Los Angeles native artist Joe Cardamone first came across our radar as the frontman for The Icarus Line who, along with Cave-In, Candiria, Dillinger Escape Plan and Isis, ushered in a golden age for post-hardcore and metal while everyone had their eyes on The Strokes and all that other jive.
In the weeks leading up to this interview, I started listening to those Icarus Line albums again (namely Wildlife and Slave Vows) to capture that energy this fantastic band gave off. Not just that, but it was their ability to grow as musicians and songwriters beyond the brutality of their roots.

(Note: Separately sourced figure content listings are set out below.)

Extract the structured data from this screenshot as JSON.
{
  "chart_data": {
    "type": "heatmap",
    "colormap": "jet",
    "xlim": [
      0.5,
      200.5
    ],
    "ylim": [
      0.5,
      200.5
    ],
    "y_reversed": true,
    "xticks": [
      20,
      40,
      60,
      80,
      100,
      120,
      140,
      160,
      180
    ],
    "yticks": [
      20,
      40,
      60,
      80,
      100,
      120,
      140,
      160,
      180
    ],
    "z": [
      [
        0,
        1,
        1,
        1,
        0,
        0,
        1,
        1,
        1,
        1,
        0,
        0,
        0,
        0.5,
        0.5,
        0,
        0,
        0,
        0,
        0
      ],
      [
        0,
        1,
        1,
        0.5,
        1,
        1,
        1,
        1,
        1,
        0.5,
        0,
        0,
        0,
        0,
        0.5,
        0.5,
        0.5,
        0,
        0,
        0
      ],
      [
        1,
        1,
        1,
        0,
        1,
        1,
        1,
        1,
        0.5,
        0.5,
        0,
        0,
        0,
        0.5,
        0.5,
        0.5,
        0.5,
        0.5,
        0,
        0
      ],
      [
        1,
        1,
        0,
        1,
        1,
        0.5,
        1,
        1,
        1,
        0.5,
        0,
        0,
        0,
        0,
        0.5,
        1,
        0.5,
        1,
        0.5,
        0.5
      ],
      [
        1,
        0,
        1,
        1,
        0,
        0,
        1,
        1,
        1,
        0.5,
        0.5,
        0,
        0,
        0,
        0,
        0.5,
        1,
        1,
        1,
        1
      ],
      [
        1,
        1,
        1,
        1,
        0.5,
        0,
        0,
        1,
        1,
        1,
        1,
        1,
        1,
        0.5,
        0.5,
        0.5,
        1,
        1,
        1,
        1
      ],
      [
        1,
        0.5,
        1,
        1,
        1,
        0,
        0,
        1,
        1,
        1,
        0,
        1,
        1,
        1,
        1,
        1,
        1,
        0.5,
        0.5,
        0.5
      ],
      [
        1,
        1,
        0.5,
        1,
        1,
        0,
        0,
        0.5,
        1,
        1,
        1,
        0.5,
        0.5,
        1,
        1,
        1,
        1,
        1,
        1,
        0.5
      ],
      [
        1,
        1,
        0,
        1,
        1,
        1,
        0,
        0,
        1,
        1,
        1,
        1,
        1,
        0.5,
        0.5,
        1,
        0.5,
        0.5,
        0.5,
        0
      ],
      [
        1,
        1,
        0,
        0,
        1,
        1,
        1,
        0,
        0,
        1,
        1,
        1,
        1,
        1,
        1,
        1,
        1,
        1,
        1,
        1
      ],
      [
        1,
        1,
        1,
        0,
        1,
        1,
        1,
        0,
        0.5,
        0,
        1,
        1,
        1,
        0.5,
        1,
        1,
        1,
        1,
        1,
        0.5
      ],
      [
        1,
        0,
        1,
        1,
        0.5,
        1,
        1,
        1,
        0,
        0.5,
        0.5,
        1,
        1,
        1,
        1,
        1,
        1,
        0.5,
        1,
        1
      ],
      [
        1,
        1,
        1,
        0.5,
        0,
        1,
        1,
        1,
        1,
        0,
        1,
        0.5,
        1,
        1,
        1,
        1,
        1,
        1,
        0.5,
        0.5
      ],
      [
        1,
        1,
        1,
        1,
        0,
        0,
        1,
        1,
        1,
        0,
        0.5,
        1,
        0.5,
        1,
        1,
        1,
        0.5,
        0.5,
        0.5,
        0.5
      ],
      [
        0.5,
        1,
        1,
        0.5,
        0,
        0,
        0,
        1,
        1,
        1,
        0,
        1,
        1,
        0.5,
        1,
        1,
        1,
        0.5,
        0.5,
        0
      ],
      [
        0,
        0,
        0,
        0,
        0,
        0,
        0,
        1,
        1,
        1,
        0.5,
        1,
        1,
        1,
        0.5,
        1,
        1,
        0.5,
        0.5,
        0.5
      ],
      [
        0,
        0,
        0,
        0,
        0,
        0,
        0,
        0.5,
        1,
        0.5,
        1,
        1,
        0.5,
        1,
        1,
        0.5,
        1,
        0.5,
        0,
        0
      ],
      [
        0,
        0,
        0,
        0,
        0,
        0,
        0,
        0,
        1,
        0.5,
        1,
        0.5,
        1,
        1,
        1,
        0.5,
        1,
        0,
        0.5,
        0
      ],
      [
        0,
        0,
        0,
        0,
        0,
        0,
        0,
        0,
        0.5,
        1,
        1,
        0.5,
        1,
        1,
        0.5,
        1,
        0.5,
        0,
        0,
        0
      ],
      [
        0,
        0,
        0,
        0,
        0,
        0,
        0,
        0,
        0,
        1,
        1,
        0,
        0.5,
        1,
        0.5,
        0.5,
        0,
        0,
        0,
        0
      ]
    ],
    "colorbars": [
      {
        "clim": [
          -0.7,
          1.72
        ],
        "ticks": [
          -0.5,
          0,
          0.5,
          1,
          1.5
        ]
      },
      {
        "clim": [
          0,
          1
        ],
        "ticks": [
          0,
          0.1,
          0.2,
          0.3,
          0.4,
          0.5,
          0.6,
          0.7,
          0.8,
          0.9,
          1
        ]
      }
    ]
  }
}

And while they called it quits following the death of guitarist Alvin DeGuzman in 2017 (as documented in Michael Grodner’s independent film The Icarus Line Must Die which is now streaming on Amazon and Hulu), Cardamone pressed on as a solo artist. 2018’s Holy War, signified a shift towards the singer’s love for abstract beat culture that yielded some of the most urgent music of that year.
For Quarentina, however, Joe channeled his past collaborative partnerships with such modern rock giants as Ian Astbury, Warren Ellis and Mark Lanegan to create this dark pop masterpiece. Born out of a breakup amidst the pandemic lockdown, Quarentina is the bluest Joe has ever sounded on a record. It almost feels like a 21st century version of The Boatman’s Call.
The film, meanwhile, is a love letter to new wave cinema. Rooted in the story of his breakup, Joe weaves together a fever dream in black and white where actual reality and imagined reality become one.
VIDEO: Quarentina (2021)
It is also one of the most mesmerizing depictions of a relationship dissolving over the course of the quarantine. Produced under his own American Primitive brand, the web series was filmed by Jacob Mendel and Travis Keller (he of Buddyhead fame) and can be seen below.
We are honored and grateful for the time Mr. C had given Rock & Roll Globe on a Friday night sometime over the summer, where we talked about a whole bunch of cool stuff in addition to Quarentina, which is very deservedly the main focus of this 90-minute-plus conversation with one of the key figures in true school millennium punk.